XML Schema 1.1: asserting the number of permissible siblings with matching id values


I have the following (intended to be valid) XML:

<Series>
    <A>
        <id>1</id>
    </A>
    <B>
        <id>1</id>
    </B>
    <B>
        <id>1</id>
    </B>
    <B>
        <id>2</id>
    </B>
</Series>

Using XSD 1.1 and XPath 2.0, I want to assert the maximum number of elements named "B" that share the same "id" value as "A". Specifically, I want to limit the number of elements of name "B" that can have "id"=1, to specifically 2 occurrences. I don't care how many elements named B there are with other "id" values that don't match A's id="1" (so there could be a million of <B><id>2</id></B>, and it would still validate.

Here's my attempted XML Schema 1.1 to enforce this, with an XPath 2.0 expression in the assert directive:

<xs:schema xmlns:xs="http://www.w3.org/2001/XMLSchema">
  <xs:element name="Series" type="series"/>
  <xs:complexType name="series">
    <xs:sequence>
        <xs:element name="A" type="a"/>
        <xs:element name="B" type="b" maxOccurs="unbounded"/>
    </xs:sequence>
  </xs:complexType>
  <xs:complexType name="a">
    <xs:sequence>
      <xs:element name="id" type="xs:string"/>
    </xs:sequence>
    <xs:assert test="count(following-sibling::element(B)[id/text() = ./id/text()]) eq 2"/>
  </xs:complexType>
  <xs:complexType name="b">
    <xs:sequence>
        <xs:element name="id" type="xs:string"/>
    </xs:sequence>
  </xs:complexType>
</xs:schema>

But my assertion always fails with a cvc assertion error message. If I try to relax the assert to just <xs:assert test="count(following-sibling::element(B)) ge 1"/>, it still fails, so it seems like XML Schema 1.1 can't handle all XPath 2.0 constructs?

In general, is there a way to make assertions on a sibling in XML Schema 1.1? Thank you!


Solution

  • XML Schema 1.1 assertions can handle all of XPath 2.0, but according to the spec (section 3.13.4)

    1.3 From the "partial" ·post-schema-validation infoset·, a data model instance is constructed as described in [XDM]. The root node of the [XDM] instance is constructed from E; the data model instance contains only that node and nodes constructed from the [attributes], [children], and descendants of E.

    Note: It is a consequence of this construction that attempts to refer, in an assertion, to the siblings or ancestors of E, or to any part of the input document outside of E itself, will be unsuccessful.
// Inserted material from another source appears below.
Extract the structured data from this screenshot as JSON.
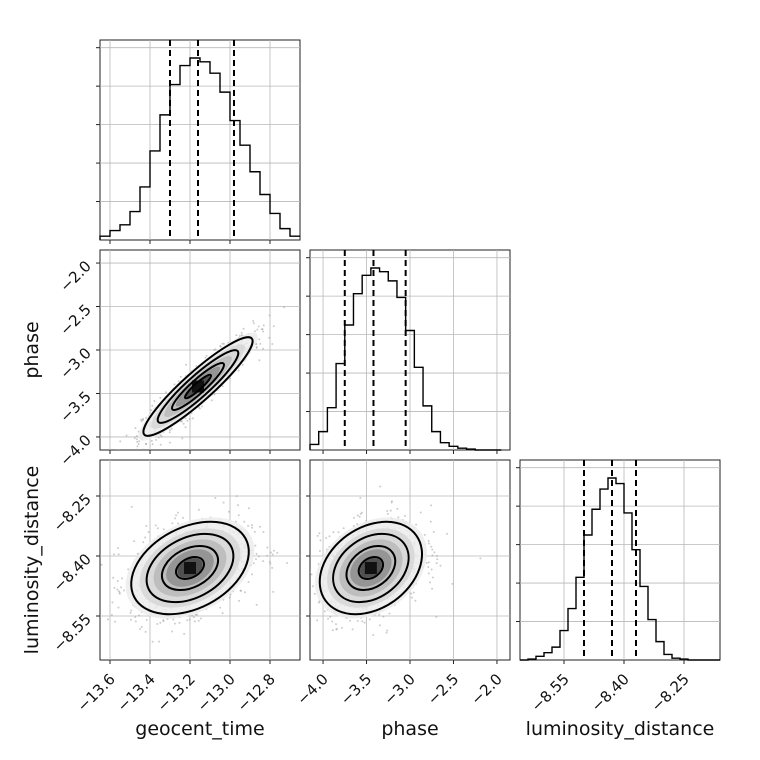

Such attempted references are not in themselves errors, but the data model instance used to evaluate them does not include any representation of any parts of the document outside of E, so they cannot be referred to.

    (My bold). When evaluating an assertion you only have the sub tree rooted at the element that hosts the assertion, so if you want to assert a relation between elements in different parts of the tree you must put the assertion on one of their common ancestors.

    I presume it was designed like this to allow a validating parser to evaluate assertions during parsing, at the end of the relevant element, rather than having to wait until the whole tree has been built and then evaluating all assertions en masse.